On 7/11/24 1:32 AM, HAO CHEN GUI wrote:
Hi,
   The builtin isinf is not folded at front end if the corresponding optab
exists. It causes the range evaluation failed on the targets which has
optab_isinf. For instance, range-sincos.c will fail on the targets which
has optab_isinf as it calls builtin_isinf.

   This patch fixed the problem by adding range op for builtin isinf. It
also fixed the issue in PR114678.

   Compared with previous version, the main change is to remove xfail for
s390 in range-sincos.c and vrp-float-abs-1.c.
https://gcc.gnu.org/pipermail/gcc-patches/2024-May/653096.html

   Bootstrapped and tested on x86 and powerpc64-linux BE and LE with no
regressions. Is it OK for the trunk?

Thanks
Gui Haochen


ChangeLog
Value Range: Add range op for builtin isinf

The builtin isinf is not folded at front end if the corresponding optab
exists.  So the range op for isinf is needed for value range analysis.
This patch adds range op for builtin isinf.

gcc/
        PR target/114678
        * gimple-range-op.cc (class cfn_isinf): New.
        (op_cfn_isinf): New variables.
        (gimple_range_op_handler::maybe_builtin_call): Handle
        CASE_FLT_FN (BUILT_IN_ISINF).

gcc/testsuite/
        PR target/114678
        * gcc.dg/tree-ssa/range-isinf.c: New test.
        * gcc.dg/tree-ssa/range-sincos.c: Remove xfail for s390.
        * gcc.dg/tree-ssa/vrp-float-abs-1.c: Likewise.

patch.diff
diff --git a/gcc/gimple-range-op.cc b/gcc/gimple-range-op.cc
index a80b93cf063..24559951dd6 100644
--- a/gcc/gimple-range-op.cc
+++ b/gcc/gimple-range-op.cc
@@ -1153,6 +1153,63 @@ private:
    bool m_is_pos;
  } op_cfn_goacc_dim_size (false), op_cfn_goacc_dim_pos (true);

+// Implement range operator for CFN_BUILT_IN_ISINF
+class cfn_isinf : public range_operator
+{
+public:
+  using range_operator::fold_range;
+  using range_operator::op1_range;
+  virtual bool fold_range (irange &r, tree type, const frange &op1,
+                          const irange &, relation_trio) const override
+  {
+    if (op1.undefined_p ())
+      return false;
+
+    if (op1.known_isinf ())
+      {
+       wide_int one = wi::one (TYPE_PRECISION (type));
+       r.set (type, one, one);
+       return true;
+      }
+
+    if (op1.known_isnan ()
+       || (!real_isinf (&op1.lower_bound ())
+           && !real_isinf (&op1.upper_bound ())))
+      {
+       r.set_zero (type);
+       return true;
+      }
So why the test for real_isinf on the upper/lower bound? If op1 is known to be a NaN, then why test the bounds at all? If a bounds test is needed, why only test the upper bound?
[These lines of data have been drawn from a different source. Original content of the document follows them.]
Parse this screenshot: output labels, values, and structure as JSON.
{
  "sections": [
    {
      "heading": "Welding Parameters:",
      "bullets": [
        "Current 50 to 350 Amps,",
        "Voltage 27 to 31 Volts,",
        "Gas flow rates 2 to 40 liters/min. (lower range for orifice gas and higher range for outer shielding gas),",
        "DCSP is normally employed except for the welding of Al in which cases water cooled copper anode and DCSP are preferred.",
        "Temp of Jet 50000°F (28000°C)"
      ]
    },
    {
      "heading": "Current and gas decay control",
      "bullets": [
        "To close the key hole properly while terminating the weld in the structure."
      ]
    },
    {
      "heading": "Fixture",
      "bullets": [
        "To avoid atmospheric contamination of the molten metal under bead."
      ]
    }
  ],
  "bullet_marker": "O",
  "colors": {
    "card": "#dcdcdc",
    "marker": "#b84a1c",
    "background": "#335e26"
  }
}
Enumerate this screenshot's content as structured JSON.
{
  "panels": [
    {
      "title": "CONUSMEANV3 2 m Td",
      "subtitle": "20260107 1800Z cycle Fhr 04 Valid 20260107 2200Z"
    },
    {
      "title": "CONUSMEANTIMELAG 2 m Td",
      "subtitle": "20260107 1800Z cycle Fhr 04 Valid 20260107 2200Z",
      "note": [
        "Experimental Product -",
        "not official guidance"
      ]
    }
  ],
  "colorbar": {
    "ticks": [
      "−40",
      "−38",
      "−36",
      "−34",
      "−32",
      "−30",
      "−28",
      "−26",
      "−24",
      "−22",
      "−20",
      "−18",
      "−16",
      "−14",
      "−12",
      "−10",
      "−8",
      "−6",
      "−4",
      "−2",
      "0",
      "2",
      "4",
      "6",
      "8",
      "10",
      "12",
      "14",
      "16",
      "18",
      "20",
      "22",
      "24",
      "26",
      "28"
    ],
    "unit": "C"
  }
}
+  virtual bool op1_range (frange &r, tree type, const irange &lhs,
+                         const frange &, relation_trio) const override
+  {
+    if (lhs.undefined_p ())
+      return false;
+
+    if (lhs.zero_p ())
+      {
+       nan_state nan (true);
+       r.set (type, real_min_representable (type),
+              real_max_representable (type), nan);
+       return true;
+      }
If the result of a builtin_isinf is zero, that doesn't mean the input has a nan state. It means we know it's not infinity. The input argument could be anything but an Inf.